Doctors at the University of Alabama at Birmingham have implemented the first FDA-approved patent foramen ovale occluder in Alabama, and that is good news for people who suffer strokes as a result of PFO.
A PFO is a hole in the heart that does not close the way it should after birth. During fetal development, a small flap-like opening — the foramen ovale — is normally present in the wall between the right and left upper chambers of the heart. It normally closes during infancy. With the new AMPLATZER™ PFO Occluder, ischemic stroke patients will now have access to a closure device shown to reduce risk of recurrent stroke, rather than relying on medical management alone.
Baker-Dean Endowed Professor in Interventional Cardiology Massoud Leesar, M.D., performed the first procedure Jan. 25, 2017.

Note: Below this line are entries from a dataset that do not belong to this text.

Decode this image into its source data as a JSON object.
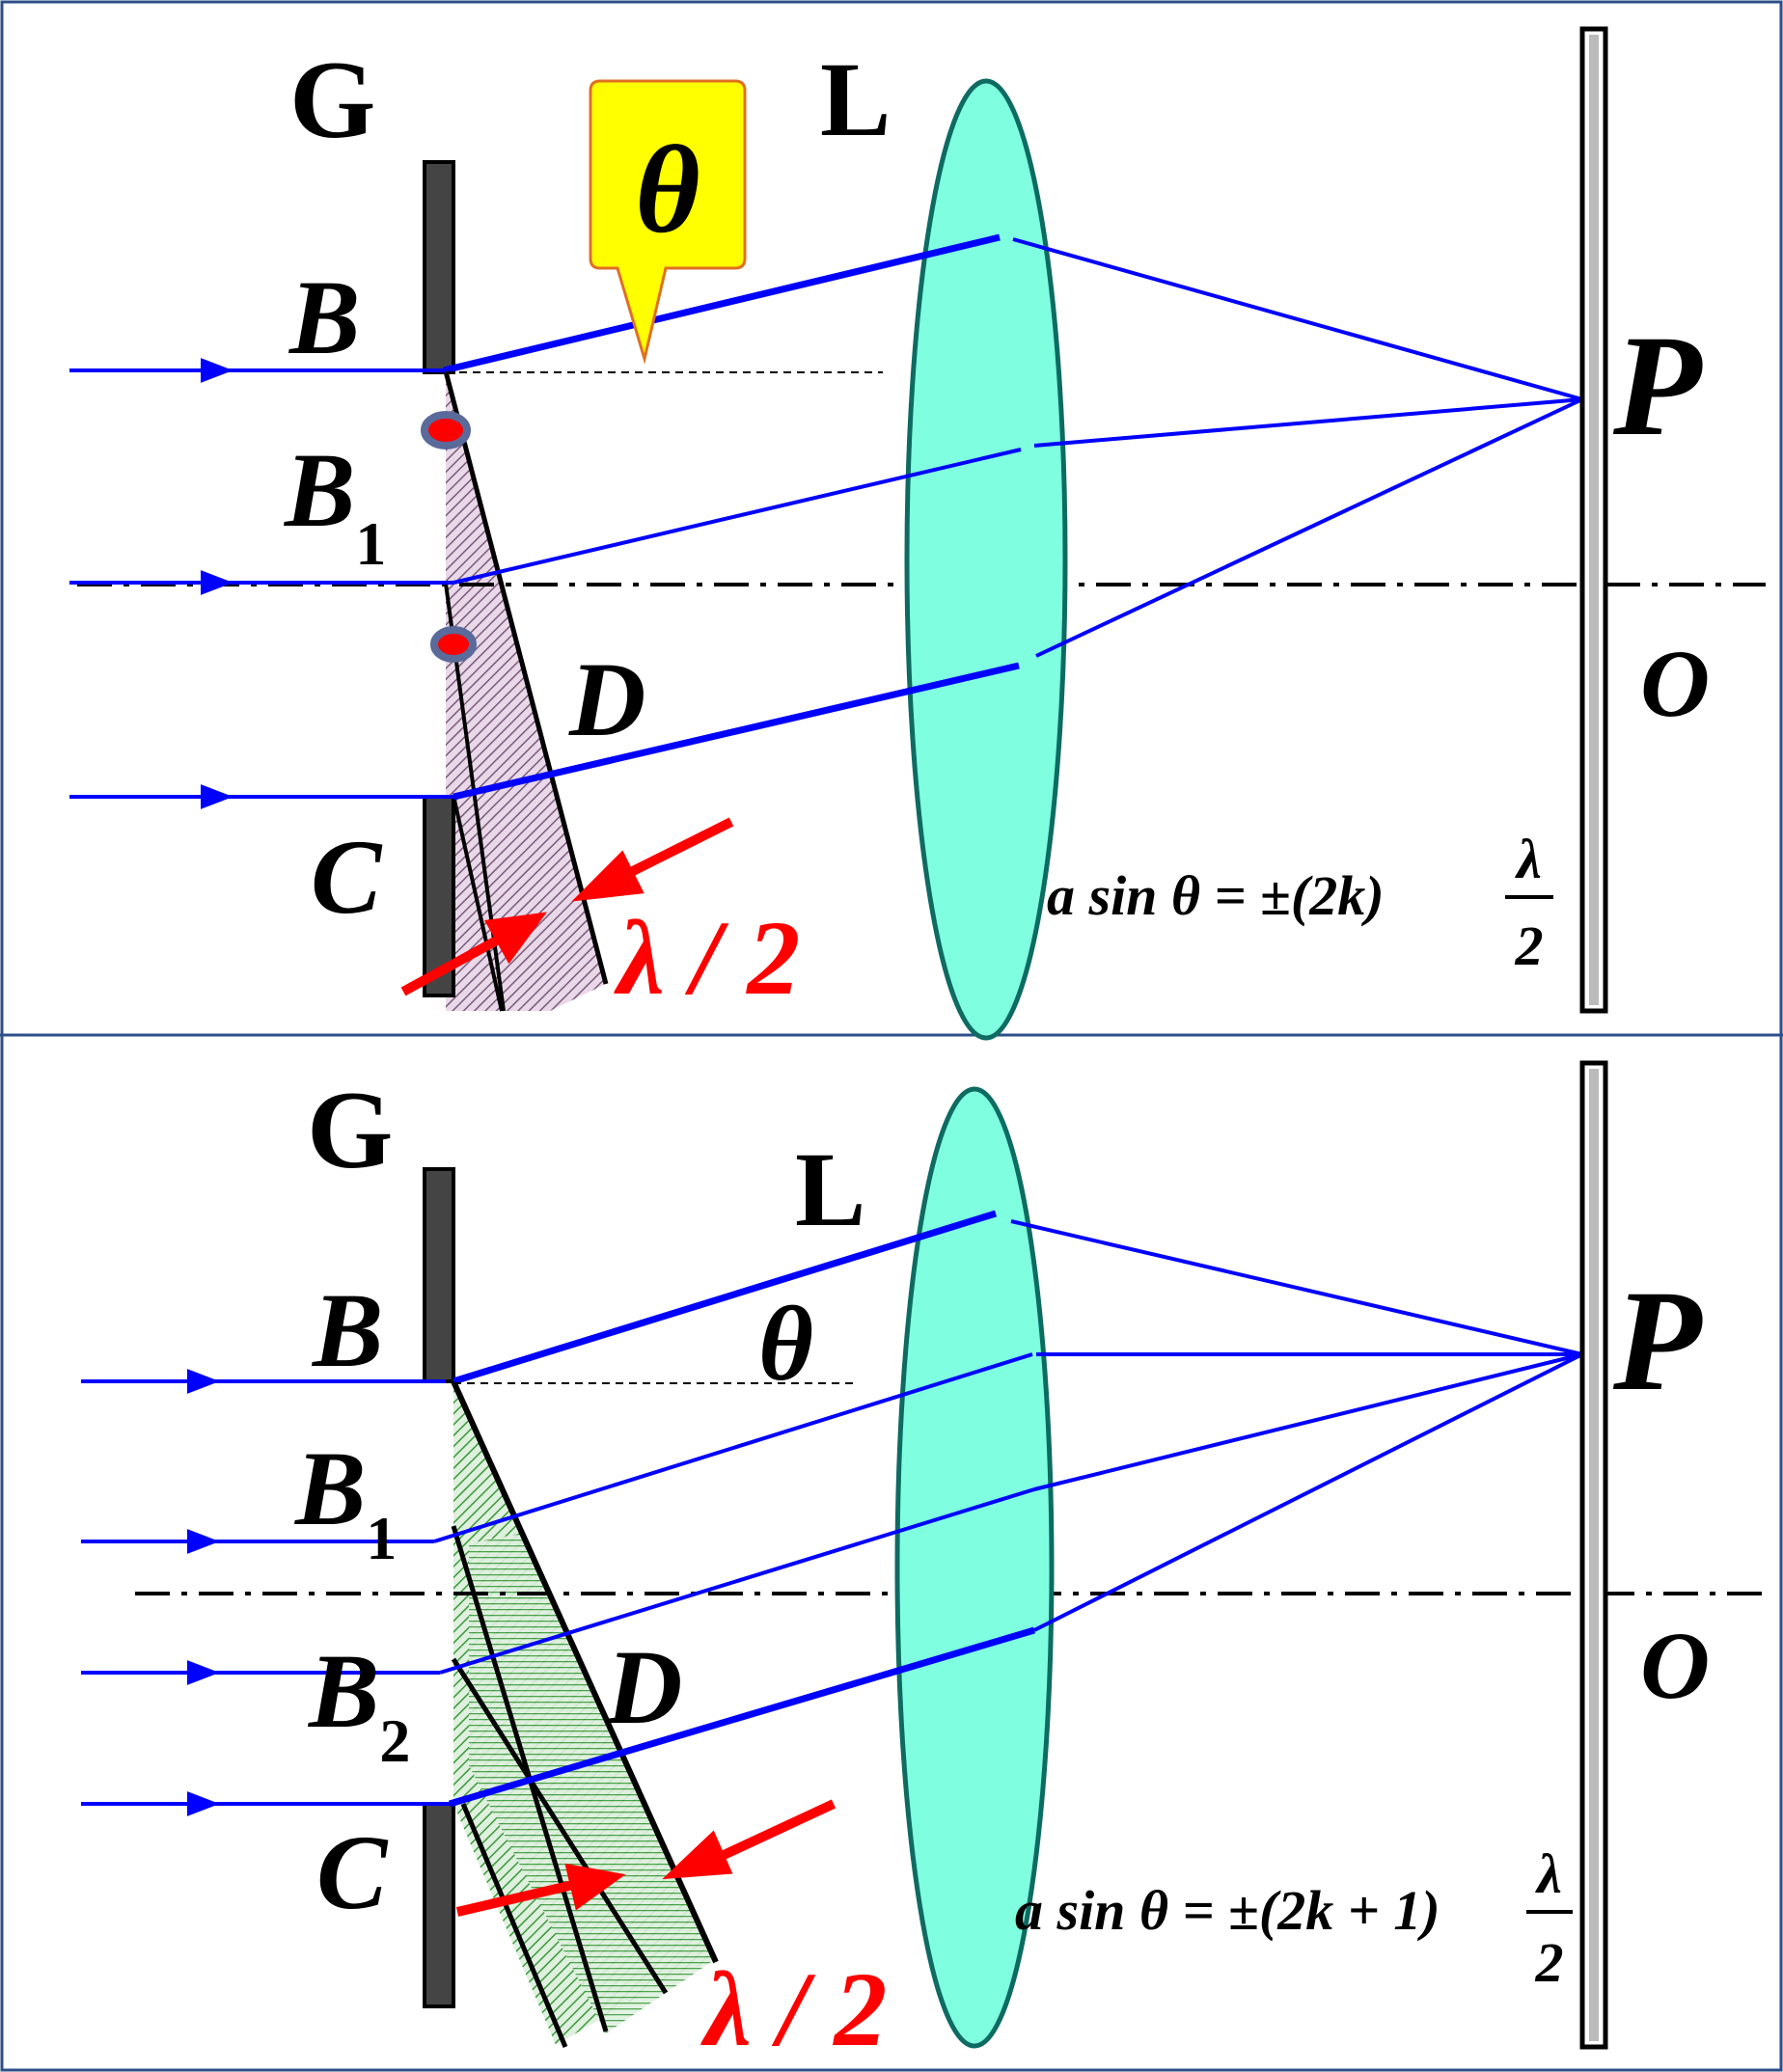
{
  "colors": {
    "ray": "#0000ff",
    "lens_fill": "#7fffe0",
    "lens_stroke": "#0e6b62",
    "arrow": "#ff0000",
    "callout_fill": "#ffff00",
    "callout_stroke": "#e07020",
    "slit_fill": "#444444",
    "hatch_top": "#7a5a7a",
    "hatch_bottom": "#3a9a3a",
    "frame": "#2c4f8a"
  },
  "top": {
    "grating_label": "G",
    "lens_label": "L",
    "screen_point": "P",
    "origin": "O",
    "theta_callout": "θ",
    "edge_B": "B",
    "edge_B1": "B",
    "edge_B1_sub": "1",
    "edge_C": "C",
    "point_D": "D",
    "half_wave": "λ / 2",
    "equation": "a sin θ = ±(2k)",
    "equation_numerator": "λ",
    "equation_denominator": "2"
  },
  "bottom": {
    "grating_label": "G",
    "lens_label": "L",
    "screen_point": "P",
    "origin": "O",
    "theta": "θ",
    "edge_B": "B",
    "edge_B1": "B",
    "edge_B1_sub": "1",
    "edge_B2": "B",
    "edge_B2_sub": "2",
    "edge_C": "C",
    "point_D": "D",
    "half_wave": "λ / 2",
    "equation": "a sin θ = ±(2k + 1)",
    "equation_numerator": "λ",
    "equation_denominator": "2"
  }
}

“This new device has the potential to help many patients who suffer from PFO and stroke,” he says. “Our first patient did very well and was discharged the day after the procedure since the echocardiogram showed complete closure of PFO.”

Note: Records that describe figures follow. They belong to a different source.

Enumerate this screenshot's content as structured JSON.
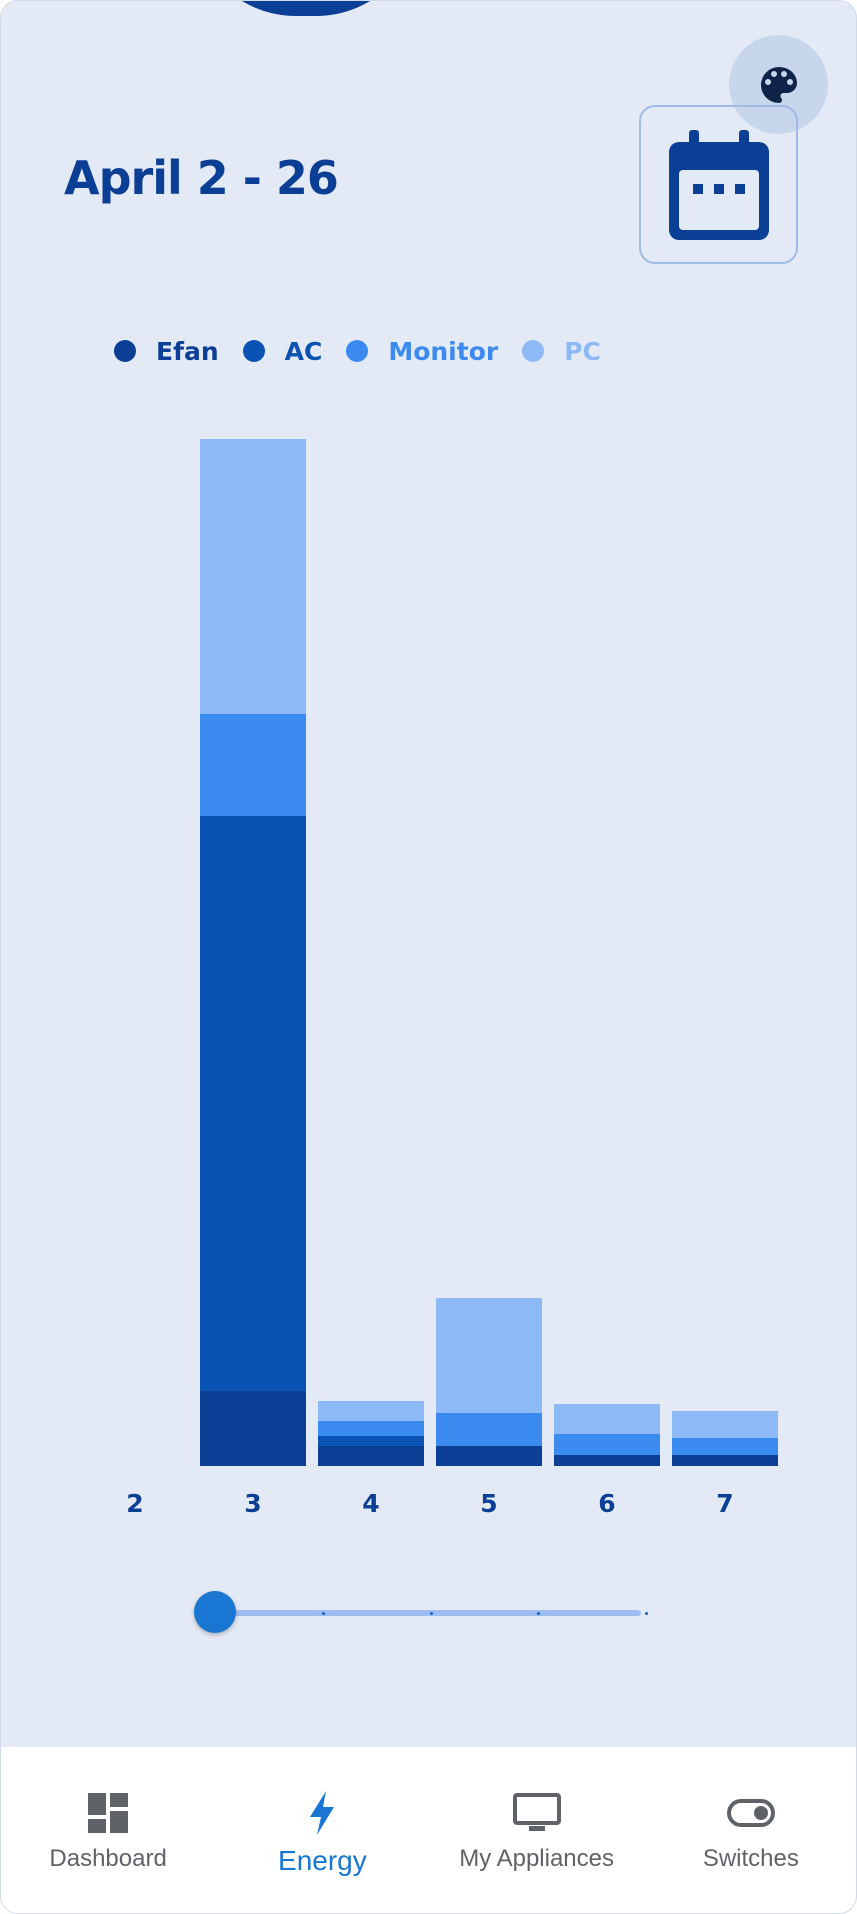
{
  "header": {
    "title": "April 2 - 26"
  },
  "icons": {
    "palette": "palette-icon",
    "calendar": "calendar-icon"
  },
  "colors": {
    "background": "#e4eaf5",
    "efan": "#0b3f95",
    "ac": "#0a52b4",
    "monitor": "#3b8af0",
    "pc": "#8db9f6"
  },
  "chart_data": {
    "type": "bar",
    "stacked": true,
    "categories": [
      "2",
      "3",
      "4",
      "5",
      "6",
      "7"
    ],
    "series": [
      {
        "name": "Efan",
        "color": "#0b3f95",
        "values": [
          0,
          75,
          20,
          20,
          11,
          11
        ]
      },
      {
        "name": "AC",
        "color": "#0a52b4",
        "values": [
          0,
          575,
          10,
          0,
          0,
          0
        ]
      },
      {
        "name": "Monitor",
        "color": "#3b8af0",
        "values": [
          0,
          102,
          15,
          33,
          21,
          17
        ]
      },
      {
        "name": "PC",
        "color": "#8db9f6",
        "values": [
          0,
          275,
          20,
          115,
          30,
          27
        ]
      }
    ],
    "ylim": [
      0,
      1030
    ],
    "grid": false,
    "legend_position": "top"
  },
  "slider": {
    "value": 0,
    "min": 0,
    "max": 4
  },
  "bottom_nav": {
    "items": [
      {
        "label": "Dashboard",
        "icon": "dashboard-icon",
        "active": false
      },
      {
        "label": "Energy",
        "icon": "bolt-icon",
        "active": true
      },
      {
        "label": "My Appliances",
        "icon": "monitor-icon",
        "active": false
      },
      {
        "label": "Switches",
        "icon": "toggle-icon",
        "active": false
      }
    ]
  }
}
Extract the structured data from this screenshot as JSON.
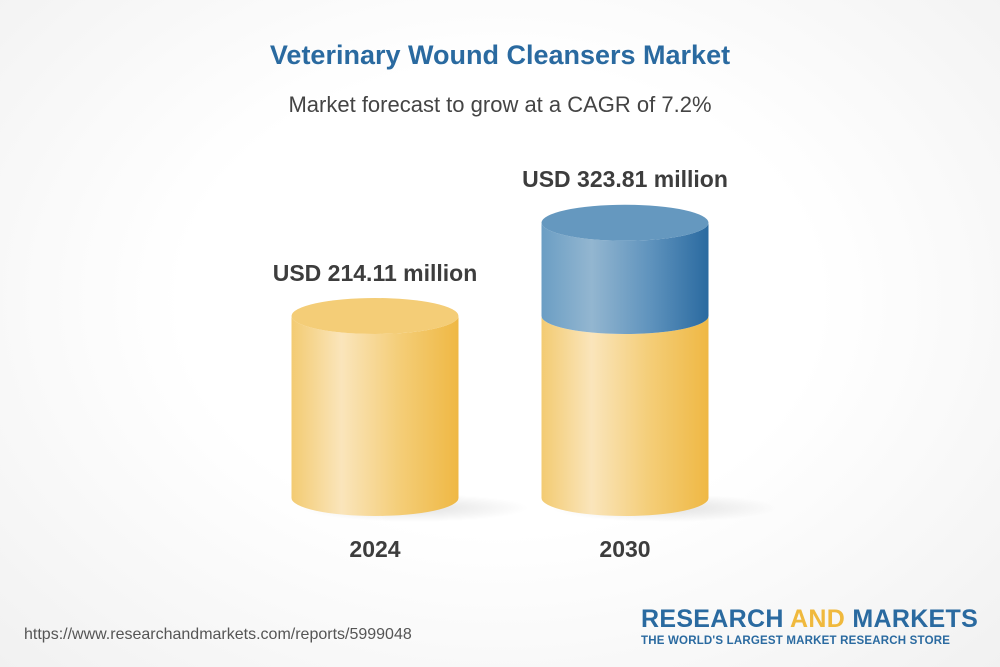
{
  "chart_data": {
    "type": "bar",
    "style": "3d-cylinder",
    "title": "Veterinary Wound Cleansers Market",
    "subtitle": "Market forecast to grow at a CAGR of 7.2%",
    "categories": [
      "2024",
      "2030"
    ],
    "values": [
      214.11,
      323.81
    ],
    "data_labels": [
      "USD 214.11 million",
      "USD 323.81 million"
    ],
    "unit": "USD million",
    "colors": {
      "base": "#f2c35f",
      "growth": "#2a6aa0"
    }
  },
  "footer": {
    "url": "https://www.researchandmarkets.com/reports/5999048",
    "logo_word1": "RESEARCH",
    "logo_word2": "AND",
    "logo_word3": "MARKETS",
    "tagline": "THE WORLD'S LARGEST MARKET RESEARCH STORE"
  }
}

Approximately 25 to 30 percent of Americans have a PFO, which typically causes no health problems and does not require treatment. The cause of most strokes can be identified, such as poorly controlled high blood pressure, narrowed blood vessels due to cholesterol deposits and scar tissue (atherosclerosis), or a blood clot caused by an abnormal heart rhythm (atrial fibrillation).
“Stroke in patients younger than 60 years old is most likely related to PFO,” Leesar says. “In patients older than 60, other causes such as atherosclerosis and atrial fibrillation will need to be ruled out. These patients are typically referred by neurologists who cannot define other causes for stroke.”
The AMPLATZER PFO Occluder is inserted through a catheter that is placed in a leg vein and advanced to the heart. It is then implanted close to the hole in the heart between the right atrium and the left chamber. The procedure is minimally invasive, and recovery time is minimal.
Nearly 795,000 new or recurrent strokes occur every year in the United States, making it the fifth-leading cause of death and leading cause of serious long-term disability for Americans, according to the American Heart Association. Ischemic strokes account for 87 percent of strokes, and occur when a blood vessel is obstructed, depleting the brain of its blood supply.
The AMPLATZER PFO Occluder is developed by St. Jude Medical, Inc., a global medical device company based in St. Paul, Minnesota.
This device is just the latest in a series of new technologies UAB Medicine uses aimed at treating patients with cardiovascular disease. On July 20, 2016, Leesar implanted a patient with the world’s first FDA-approved dissolving heart stent for the first time in Alabama.